J’appréhendais la traversée de la partie sud du Massif Central en août. Je craignais d’avoir très chaud et d’être moins émerveillée. En réalité, ce fût une succession ininterrompue de points d’intérêts différents, entretenant ainsi le plaisir d’explorer notre beau pays : la Montagne Noire et ses forêts d’épicéas qui cohabitent avec des éoliennes, les austères causses du Larzac, les gorges du Tarn propices à des bivouacs au bord de l’eau, des petits villages de charme, les Cévennes et le mont Lozère, les gorges de l’Ardèche descendues à la force des bras. J’ai l’impression d’être devenue une machine à marcher : les étapes se rapprochent des 30 km par jour avec une pointe à 35 ! C’est le moment où on croise les hexatrekeurs partis du Nord : il y a si peu de randonneurs par ici, qu’il nous est très facile de nous reconnaître.

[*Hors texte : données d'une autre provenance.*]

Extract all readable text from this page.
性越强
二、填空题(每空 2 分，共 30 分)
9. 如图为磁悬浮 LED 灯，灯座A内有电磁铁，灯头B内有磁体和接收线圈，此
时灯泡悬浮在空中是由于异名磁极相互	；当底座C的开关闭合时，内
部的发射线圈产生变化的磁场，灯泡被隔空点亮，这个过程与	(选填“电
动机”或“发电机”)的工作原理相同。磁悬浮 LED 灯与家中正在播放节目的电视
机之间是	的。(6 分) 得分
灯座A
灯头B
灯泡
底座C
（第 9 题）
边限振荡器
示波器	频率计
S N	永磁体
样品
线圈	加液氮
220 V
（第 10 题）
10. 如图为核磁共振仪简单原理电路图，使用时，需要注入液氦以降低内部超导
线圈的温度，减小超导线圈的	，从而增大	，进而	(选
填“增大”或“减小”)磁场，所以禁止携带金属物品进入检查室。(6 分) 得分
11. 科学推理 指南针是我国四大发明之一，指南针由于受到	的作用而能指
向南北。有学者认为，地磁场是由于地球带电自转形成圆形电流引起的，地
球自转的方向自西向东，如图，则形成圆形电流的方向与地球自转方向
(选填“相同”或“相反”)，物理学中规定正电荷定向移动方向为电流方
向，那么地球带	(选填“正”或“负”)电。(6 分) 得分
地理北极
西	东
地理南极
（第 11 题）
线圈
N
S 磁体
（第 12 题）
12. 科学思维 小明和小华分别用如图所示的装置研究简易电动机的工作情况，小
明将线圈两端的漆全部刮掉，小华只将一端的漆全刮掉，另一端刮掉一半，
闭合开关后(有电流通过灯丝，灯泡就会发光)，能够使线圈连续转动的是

Entendre le loup hurler sur les hauts plateaux du Vercors

Une grande enjambée au-dessus du Rhône au Sud de Montélimar me propulse dans la Drôme. Et voilà le Vercors que j’attendais avec impatience : je m’extasie littéralement ! La montée depuis Châtillon en Diois par les falaises du Cirque d’Archiane et l’arrivée sur les Hauts Plateaux me donnent le sentiment d’être téléportée dans un autre monde : je slalome entre les sapins vers l’horizon. Vu l’état des prairies, les brebis ne sont pas loin et je crains toujours le face à face avec les patous. Ce sont les bouquetins qui finalement m’accueillent avec curiosité et bienveillance lors de la montée vers le sommet du Grand Veymont : un moment magique, les yeux dans les yeux, qui dure autant que je le souhaite d’autant qu’à cet endroit, la vue sur le Mont Aiguille est grandiose !

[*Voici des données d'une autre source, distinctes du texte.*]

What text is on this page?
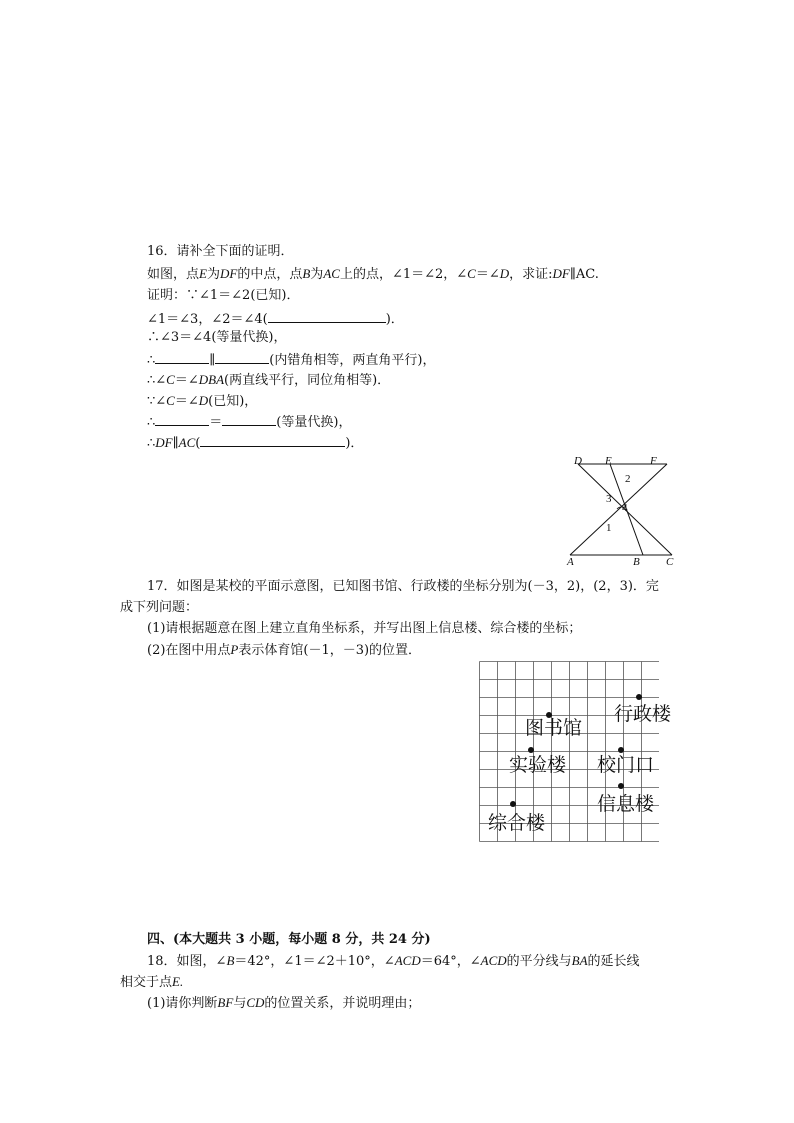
16．请补全下面的证明．
如图，点E为DF的中点，点B为AC上的点，∠1＝∠2，∠C＝∠D，求证:DF∥AC.
证明：∵∠1＝∠2(已知)．
∠1＝∠3，∠2＝∠4(	)．
∴∠3＝∠4(等量代换)，
∴	∥	(内错角相等，两直角平行)，
∴∠C＝∠DBA(两直线平行，同位角相等)．
∵∠C＝∠D(已知)，
∴	＝	(等量代换)，
∴DF∥AC(	)．
D E	F
A	B C
2
3
4
1
17．如图是某校的平面示意图，已知图书馆、行政楼的坐标分别为(－3，2)，(2，3)．完
成下列问题：
(1)请根据题意在图上建立直角坐标系，并写出图上信息楼、综合楼的坐标；
(2)在图中用点P表示体育馆(－1，－3)的位置．
图书馆
行政楼
实验楼 校门口
信息楼
综合楼
四、(本大题共 3 小题，每小题 8 分，共 24 分)
18．如图，∠B＝42°，∠1＝∠2＋10°，∠ACD＝64°，∠ACD的平分线与BA的延长线
相交于点E.
(1)请你判断BF与CD的位置关系，并说明理由；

J’ai parcouru plus de la moitié de l’Hexatrek : je me sens super bien et j’ai hâte de retrouver l’univers grandiose des montagnes. L’Hexatrek est un parcours challengeant, une trace qui va chercher ce qu’il y a de plus beau et parfois d’engagé, quitte à flirter avec la frontière espagnole ou suisse. 

La traversée des Alpes de Belledonne au Lac Léman, un festival de massifs

La traversée des Alpes vers le Nord démarre par le massif de Belledonne jusqu’aux 7 laux puis descend vers le glacier de la Meije via le glacier de Saint Sorlin pour faire le tour des Ecrins avant de rejoindre le Massif des Cerces puis la Vanoise. Nous voilà à jouer les équilibristes dans les pierriers et à frôler les glaciers. J’aime me sentir aussi petite qu’une fourmi devant ces monstres minéraux, humilité et force s’entremêlent. Les Alpes sont incroyables de diversité : tous les 3 jours j’ai l’impression de changer de cadre naturel.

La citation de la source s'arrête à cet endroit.